There is a need to improve the efficacy and safety of catheter-directed thrombolysis (CDT) for thrombo-occlusive diseases, and ultrasound-assisted CDT (USAT) is a promising approach. We tested if thrombolysis efficacy of USAT can be improved by adding gaseous microbubbles (MB). We developed an in vitro dynamic overflow model for iliofemoral deep vein thrombosis, and added MB to an USAT system with ultrasound energy and dose of tissue plasminogen activator according to clinical practice. A total of 64 clots (mean baseline weight of 8.23 ± 1.12 g, generated from citrated human whole blood from 7 healthy male volunteers) were randomly assigned to 1 of 4 study protocols of 30 minutes' duration: negative control, CDT, USAT, and USAT + MB.

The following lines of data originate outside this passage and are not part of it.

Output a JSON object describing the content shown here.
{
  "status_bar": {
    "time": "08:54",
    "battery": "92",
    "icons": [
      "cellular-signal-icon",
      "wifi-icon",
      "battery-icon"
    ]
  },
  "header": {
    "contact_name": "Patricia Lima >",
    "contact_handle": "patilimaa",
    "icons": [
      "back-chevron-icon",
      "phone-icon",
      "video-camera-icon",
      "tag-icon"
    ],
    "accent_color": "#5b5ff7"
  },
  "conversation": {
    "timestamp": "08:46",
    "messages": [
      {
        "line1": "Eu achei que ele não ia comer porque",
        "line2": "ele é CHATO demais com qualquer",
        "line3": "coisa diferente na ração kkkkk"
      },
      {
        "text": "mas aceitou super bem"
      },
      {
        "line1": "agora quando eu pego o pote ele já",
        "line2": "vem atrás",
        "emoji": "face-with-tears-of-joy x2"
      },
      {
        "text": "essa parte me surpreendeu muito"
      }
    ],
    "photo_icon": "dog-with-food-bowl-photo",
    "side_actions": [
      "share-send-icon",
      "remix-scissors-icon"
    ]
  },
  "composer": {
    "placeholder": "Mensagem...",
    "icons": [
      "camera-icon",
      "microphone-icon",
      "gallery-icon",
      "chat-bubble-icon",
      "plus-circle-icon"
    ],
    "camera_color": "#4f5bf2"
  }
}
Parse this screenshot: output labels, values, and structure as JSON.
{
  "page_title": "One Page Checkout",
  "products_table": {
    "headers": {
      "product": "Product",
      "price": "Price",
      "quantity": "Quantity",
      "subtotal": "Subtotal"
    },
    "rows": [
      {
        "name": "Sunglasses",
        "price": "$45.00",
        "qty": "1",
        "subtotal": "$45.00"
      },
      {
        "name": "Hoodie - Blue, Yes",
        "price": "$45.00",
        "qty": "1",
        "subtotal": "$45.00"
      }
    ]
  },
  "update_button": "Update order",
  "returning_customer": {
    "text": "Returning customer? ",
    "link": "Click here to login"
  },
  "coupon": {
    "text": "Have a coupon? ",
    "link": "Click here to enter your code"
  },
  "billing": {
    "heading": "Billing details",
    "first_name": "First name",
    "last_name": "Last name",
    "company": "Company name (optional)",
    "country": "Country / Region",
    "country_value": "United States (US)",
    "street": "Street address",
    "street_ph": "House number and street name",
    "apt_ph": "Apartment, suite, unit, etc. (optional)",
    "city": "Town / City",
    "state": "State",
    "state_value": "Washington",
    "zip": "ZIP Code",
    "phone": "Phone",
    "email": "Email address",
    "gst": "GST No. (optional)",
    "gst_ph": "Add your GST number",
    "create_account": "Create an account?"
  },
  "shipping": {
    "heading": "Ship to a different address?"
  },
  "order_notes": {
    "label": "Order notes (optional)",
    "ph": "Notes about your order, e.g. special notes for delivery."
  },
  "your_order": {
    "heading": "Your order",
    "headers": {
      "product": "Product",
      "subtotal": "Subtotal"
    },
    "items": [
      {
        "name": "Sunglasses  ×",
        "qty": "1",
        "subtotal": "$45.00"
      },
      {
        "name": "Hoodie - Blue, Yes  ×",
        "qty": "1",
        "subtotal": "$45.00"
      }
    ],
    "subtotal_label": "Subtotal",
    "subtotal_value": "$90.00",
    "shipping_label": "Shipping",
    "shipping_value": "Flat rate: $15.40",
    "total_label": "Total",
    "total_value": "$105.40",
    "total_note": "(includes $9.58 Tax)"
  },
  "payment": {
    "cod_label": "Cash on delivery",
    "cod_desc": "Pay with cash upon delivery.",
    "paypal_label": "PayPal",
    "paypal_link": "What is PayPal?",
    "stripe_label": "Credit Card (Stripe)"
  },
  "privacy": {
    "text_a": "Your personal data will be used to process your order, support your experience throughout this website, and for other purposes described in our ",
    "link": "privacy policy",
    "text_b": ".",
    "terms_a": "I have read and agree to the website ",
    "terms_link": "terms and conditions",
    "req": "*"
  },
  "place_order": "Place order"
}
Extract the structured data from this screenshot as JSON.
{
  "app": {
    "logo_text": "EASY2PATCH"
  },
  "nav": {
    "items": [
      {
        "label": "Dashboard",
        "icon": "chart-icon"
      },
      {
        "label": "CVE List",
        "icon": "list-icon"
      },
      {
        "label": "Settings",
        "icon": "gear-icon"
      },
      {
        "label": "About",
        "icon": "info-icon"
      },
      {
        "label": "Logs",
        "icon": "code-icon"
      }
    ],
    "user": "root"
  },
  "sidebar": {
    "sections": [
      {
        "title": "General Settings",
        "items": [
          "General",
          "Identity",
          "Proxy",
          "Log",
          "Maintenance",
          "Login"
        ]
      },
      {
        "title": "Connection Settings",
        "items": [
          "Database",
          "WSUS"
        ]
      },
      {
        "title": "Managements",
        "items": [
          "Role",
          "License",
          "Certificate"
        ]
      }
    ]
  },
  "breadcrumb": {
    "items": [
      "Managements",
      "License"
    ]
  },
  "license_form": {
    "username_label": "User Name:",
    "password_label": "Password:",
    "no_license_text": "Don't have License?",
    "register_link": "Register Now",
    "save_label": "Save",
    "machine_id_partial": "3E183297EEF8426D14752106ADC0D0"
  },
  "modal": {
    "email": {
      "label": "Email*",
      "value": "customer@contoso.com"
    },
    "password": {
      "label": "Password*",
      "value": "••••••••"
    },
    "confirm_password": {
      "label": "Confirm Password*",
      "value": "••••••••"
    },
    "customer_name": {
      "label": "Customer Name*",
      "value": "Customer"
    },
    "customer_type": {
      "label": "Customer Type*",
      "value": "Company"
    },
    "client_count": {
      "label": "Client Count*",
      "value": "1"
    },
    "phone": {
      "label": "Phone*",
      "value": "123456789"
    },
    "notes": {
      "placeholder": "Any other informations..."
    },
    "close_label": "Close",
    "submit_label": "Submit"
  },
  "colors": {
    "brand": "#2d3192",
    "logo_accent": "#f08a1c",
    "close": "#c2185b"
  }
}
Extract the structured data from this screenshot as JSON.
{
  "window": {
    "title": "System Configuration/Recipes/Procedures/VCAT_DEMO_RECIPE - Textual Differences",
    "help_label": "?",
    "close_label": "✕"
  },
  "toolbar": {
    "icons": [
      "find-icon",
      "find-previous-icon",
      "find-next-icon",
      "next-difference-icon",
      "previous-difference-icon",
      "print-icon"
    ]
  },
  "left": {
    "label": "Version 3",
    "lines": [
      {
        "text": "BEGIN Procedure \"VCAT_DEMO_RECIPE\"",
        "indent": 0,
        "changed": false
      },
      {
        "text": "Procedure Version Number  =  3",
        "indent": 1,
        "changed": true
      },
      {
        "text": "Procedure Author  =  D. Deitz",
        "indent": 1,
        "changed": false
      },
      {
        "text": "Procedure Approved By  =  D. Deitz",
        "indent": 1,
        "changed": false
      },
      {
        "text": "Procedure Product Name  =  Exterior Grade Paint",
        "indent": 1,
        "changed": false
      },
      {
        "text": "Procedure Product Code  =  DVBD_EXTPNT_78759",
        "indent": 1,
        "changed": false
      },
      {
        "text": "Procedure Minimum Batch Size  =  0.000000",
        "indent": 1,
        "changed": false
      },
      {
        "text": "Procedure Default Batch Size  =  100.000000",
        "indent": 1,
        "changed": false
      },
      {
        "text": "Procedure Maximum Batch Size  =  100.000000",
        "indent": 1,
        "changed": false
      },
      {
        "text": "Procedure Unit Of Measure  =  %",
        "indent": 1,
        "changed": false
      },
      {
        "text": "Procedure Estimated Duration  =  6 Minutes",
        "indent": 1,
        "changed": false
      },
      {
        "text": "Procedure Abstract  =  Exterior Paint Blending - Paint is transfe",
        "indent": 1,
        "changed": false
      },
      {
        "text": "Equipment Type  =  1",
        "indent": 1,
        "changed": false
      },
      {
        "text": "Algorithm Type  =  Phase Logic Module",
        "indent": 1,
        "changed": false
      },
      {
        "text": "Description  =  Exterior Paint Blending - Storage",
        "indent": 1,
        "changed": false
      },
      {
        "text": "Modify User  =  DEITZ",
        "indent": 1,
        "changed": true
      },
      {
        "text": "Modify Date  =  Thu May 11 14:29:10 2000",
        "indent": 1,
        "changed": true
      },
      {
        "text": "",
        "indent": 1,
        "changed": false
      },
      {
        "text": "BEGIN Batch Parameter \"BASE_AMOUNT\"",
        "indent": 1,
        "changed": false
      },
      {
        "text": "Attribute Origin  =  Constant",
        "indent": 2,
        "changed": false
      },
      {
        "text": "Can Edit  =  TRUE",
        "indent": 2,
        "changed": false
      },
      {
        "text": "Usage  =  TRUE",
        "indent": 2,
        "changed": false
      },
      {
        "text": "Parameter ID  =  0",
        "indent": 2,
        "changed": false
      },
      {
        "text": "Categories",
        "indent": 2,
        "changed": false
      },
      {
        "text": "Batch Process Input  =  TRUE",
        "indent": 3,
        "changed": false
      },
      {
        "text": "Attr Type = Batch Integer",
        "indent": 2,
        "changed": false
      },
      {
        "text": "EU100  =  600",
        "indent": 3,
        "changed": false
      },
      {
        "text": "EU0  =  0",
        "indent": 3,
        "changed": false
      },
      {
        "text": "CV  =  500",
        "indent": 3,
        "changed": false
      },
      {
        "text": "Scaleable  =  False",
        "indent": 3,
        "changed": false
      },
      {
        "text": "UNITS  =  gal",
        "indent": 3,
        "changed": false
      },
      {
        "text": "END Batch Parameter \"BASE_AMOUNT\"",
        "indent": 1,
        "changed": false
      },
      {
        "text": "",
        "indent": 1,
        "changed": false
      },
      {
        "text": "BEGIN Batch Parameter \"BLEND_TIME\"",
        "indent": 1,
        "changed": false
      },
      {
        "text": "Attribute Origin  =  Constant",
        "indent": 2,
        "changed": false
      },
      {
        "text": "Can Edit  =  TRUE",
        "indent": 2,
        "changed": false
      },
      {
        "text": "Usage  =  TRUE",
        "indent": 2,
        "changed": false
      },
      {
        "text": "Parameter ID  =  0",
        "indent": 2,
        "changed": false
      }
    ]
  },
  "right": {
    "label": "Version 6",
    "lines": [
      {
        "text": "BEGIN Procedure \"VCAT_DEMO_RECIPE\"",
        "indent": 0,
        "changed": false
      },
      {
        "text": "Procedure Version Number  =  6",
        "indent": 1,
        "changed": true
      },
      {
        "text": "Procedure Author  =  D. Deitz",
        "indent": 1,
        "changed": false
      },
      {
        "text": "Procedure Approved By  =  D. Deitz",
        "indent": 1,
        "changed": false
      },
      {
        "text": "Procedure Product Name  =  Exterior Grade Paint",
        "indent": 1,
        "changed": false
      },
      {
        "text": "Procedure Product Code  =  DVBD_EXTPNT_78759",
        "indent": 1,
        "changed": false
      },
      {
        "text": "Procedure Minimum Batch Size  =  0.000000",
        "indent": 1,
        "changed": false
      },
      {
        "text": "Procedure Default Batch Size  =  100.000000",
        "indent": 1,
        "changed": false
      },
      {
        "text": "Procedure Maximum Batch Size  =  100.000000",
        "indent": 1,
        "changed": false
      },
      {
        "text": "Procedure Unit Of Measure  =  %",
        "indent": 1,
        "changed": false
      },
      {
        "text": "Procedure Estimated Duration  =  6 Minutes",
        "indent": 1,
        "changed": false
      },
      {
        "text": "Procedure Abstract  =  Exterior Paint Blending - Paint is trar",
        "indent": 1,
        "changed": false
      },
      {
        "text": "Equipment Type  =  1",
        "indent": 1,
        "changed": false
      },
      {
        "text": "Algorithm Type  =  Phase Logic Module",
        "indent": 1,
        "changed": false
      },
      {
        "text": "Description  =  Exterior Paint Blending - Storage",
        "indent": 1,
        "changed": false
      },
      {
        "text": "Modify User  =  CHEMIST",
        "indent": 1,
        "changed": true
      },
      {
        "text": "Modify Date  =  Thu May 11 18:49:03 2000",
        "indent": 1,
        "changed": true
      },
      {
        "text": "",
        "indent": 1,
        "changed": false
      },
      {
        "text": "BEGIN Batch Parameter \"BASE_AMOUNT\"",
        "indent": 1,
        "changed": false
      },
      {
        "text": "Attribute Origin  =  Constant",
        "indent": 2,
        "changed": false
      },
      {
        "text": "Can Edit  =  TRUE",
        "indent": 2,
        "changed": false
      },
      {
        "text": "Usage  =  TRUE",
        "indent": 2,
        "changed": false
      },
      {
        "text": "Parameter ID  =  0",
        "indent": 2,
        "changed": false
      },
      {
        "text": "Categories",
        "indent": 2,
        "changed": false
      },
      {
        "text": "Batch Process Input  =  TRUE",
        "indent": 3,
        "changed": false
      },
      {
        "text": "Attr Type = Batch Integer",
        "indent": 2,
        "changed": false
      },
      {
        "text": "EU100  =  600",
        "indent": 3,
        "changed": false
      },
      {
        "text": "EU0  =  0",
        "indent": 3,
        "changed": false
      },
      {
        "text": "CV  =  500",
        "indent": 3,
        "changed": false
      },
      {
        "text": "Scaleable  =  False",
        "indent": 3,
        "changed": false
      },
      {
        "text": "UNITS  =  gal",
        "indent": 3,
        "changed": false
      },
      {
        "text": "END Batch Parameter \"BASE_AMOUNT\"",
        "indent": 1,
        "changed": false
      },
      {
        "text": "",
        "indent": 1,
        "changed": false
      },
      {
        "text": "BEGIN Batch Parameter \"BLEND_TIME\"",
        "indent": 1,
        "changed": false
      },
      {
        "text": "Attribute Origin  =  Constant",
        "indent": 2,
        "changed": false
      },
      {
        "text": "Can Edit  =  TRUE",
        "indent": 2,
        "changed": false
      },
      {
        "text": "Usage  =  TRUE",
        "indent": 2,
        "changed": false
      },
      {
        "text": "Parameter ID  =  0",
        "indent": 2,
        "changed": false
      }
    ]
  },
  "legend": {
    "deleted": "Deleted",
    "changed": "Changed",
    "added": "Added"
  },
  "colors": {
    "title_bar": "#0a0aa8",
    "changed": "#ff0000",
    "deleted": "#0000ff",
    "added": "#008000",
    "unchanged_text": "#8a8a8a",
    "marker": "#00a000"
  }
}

Thrombolysis efficacy was assessed by measuring the change in D-dimer levels in the overflow liquid and the percentage of clot weight reduction. Compared to negative control, change in D-dimer increased by 62% (p = 0.017), 128% (p = 0.002), and 177% (p < 0.001) in the CDT, USAT, and USAT + MB groups, respectively. D-dimer increase was greater in the USAT than in the CDT group (p = 0.014), and greater in the USAT + MB than in the USAT group (p = 0.033). Compared to negative control, percentage of clot weight reduction increased by 123% (p = 0.016), 154% (p = 0.002), and 233% (p < 0.001) in the CDT, USAT, and USAT + MB groups, respectively. Percentage of clot weight reduction was greatest in the USAT + MB group (p < 0.05 compared with all other groups). In conclusion, our in vitro study suggests that the thrombolytic efficacy of USAT in human whole blood clots can be improved by local administration of MB.